Ignorant la question de l’empereur, elle s’adressa à moi à l’autre bout de la cathédrale.

Musmak : « Aïe aïe aïe. Mince alors, tu as gagné, Lucéard. Tu as réussi à laver le cerveau de notre chef. Que tu es fort, que tu es intelligent. Tous tes efforts pendant ce combat ont fini par payer. Bravo, bravo. »

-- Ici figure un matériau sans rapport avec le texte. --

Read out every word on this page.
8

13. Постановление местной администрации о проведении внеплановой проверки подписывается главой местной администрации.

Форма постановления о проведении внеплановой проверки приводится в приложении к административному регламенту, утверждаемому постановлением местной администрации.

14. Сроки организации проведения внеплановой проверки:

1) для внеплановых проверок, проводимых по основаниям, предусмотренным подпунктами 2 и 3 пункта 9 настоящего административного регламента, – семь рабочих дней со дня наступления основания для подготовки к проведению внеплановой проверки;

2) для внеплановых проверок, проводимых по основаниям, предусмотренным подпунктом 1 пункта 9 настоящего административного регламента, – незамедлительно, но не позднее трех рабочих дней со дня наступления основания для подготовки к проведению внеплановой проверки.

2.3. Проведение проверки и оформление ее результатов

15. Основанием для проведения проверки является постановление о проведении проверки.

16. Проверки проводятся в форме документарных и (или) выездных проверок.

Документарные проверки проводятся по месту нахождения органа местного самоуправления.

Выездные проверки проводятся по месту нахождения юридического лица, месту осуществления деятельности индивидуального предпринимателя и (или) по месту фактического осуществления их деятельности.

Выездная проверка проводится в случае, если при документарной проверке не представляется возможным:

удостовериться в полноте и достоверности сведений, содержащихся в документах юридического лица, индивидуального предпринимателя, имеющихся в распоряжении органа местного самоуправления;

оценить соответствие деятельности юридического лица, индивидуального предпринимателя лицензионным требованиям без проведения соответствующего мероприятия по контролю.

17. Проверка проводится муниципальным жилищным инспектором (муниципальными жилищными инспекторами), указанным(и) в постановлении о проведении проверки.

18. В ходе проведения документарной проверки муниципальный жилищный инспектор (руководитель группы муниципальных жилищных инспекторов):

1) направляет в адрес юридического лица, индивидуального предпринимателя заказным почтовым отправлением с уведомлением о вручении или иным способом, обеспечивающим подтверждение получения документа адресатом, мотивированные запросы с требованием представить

L’homme claqua des doigts avec satisfaction.

Musmak : « Et en un instant, tout ce que tu as entrepris est vain. »

Il riait à s’en décrocher la mâchoire.

Musmak : « Ô Grande Impératrice Nojùcénie ! Que décidez-vous ? Est-ce que vous aimez votre grand frère chéri, ou est-ce que vous lui souhaitez une mort lente et douloureuse ? »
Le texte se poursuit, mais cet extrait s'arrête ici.